The peroxisome proliferator-activated receptor-gamma (PPARg) is a member of the nuclear receptor superfamily that controls the expression of a large array of genes in a ligand-dependent manner. Unexpectedly, genetic studies performed in mice established that PPARg is essential for placental development. Our objective was to decipher the role of PPARg in human trophoblast differentiation along the villous endocrine and extravillous invasive trophoblast pathways.
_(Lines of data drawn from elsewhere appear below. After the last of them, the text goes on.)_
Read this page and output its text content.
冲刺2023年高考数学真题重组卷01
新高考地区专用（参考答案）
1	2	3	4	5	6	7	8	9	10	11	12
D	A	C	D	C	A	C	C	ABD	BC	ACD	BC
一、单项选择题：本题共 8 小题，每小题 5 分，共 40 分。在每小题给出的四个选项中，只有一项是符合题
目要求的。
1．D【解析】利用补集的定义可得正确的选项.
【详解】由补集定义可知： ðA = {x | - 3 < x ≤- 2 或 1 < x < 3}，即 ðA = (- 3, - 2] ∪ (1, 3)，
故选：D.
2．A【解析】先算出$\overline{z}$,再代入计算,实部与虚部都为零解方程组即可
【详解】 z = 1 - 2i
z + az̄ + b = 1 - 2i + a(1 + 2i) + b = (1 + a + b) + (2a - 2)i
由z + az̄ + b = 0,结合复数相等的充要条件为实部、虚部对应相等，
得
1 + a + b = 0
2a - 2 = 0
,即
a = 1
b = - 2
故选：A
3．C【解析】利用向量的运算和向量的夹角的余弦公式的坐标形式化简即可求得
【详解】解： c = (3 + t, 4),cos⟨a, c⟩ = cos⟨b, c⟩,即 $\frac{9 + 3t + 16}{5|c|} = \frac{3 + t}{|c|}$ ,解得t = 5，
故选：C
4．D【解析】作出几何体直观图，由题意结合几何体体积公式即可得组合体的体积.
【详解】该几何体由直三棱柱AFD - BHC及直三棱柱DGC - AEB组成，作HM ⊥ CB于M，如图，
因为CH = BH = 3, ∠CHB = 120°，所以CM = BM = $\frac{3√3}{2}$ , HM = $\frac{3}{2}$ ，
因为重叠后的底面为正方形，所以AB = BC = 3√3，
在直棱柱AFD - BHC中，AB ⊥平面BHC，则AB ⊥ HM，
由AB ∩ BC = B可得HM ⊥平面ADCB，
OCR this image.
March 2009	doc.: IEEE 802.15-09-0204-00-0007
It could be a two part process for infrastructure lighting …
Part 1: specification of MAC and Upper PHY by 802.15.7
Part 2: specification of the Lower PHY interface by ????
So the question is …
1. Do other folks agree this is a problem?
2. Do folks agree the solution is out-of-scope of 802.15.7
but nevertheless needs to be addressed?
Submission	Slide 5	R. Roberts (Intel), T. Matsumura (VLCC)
To study mechanisms that control trophoblast differentiation during early placental development and provide new insight in the understanding of pregnancy diseases from placental origin, we have developed first trimester in vitro models of human invasive extravillous trophoblasts (EVT) and formation of syncytiotrophoblast (ST) from primary villous cytotrophoblasts (VCT).
In the human placenta, PPARg is specifically expressed in nuclei of VCT, ST and EVT. Activation of PPARg by natural (15∆-PGJ2) or synthetic ligands (rosiglitazone) induced accumulation of lipids, ST formation and hCG secretion. In EVT, PPARg agonists decreased cell invasion in a concentration-dependent manner. Oxidized-LDLs that contain PPARg ligands (HODE, HETE), but not native LDLs, inhibited EVT invasiveness in vitro and induced PPARg transcriptional activity. We demonstrated recently that, for its replication, human cytomegalovirus (hCMV) activated cellular PPARg, and consequently inhibited invasiveness of infected trophoblasts. Among the EVT PPARg-target genes, hCG, which is predominantly produced by the ST, was also found to be expressed and secreted by invasive EVT. Notably, hCG gene expression was observed to be increased in ST and decreased in EVT following PPARg activation. Finally, we also showed that hCG of EVT origin was hyperglycosylated hCG (hCG-H) and promoted trophoblast invasion in an autocrine manner.
Together, these data underscore a major role for PPARg and its target genes such as hCG, in the control of human trophoblast differentiation and suggests that over activation PPARg may contribute to impaired implantation and placentation.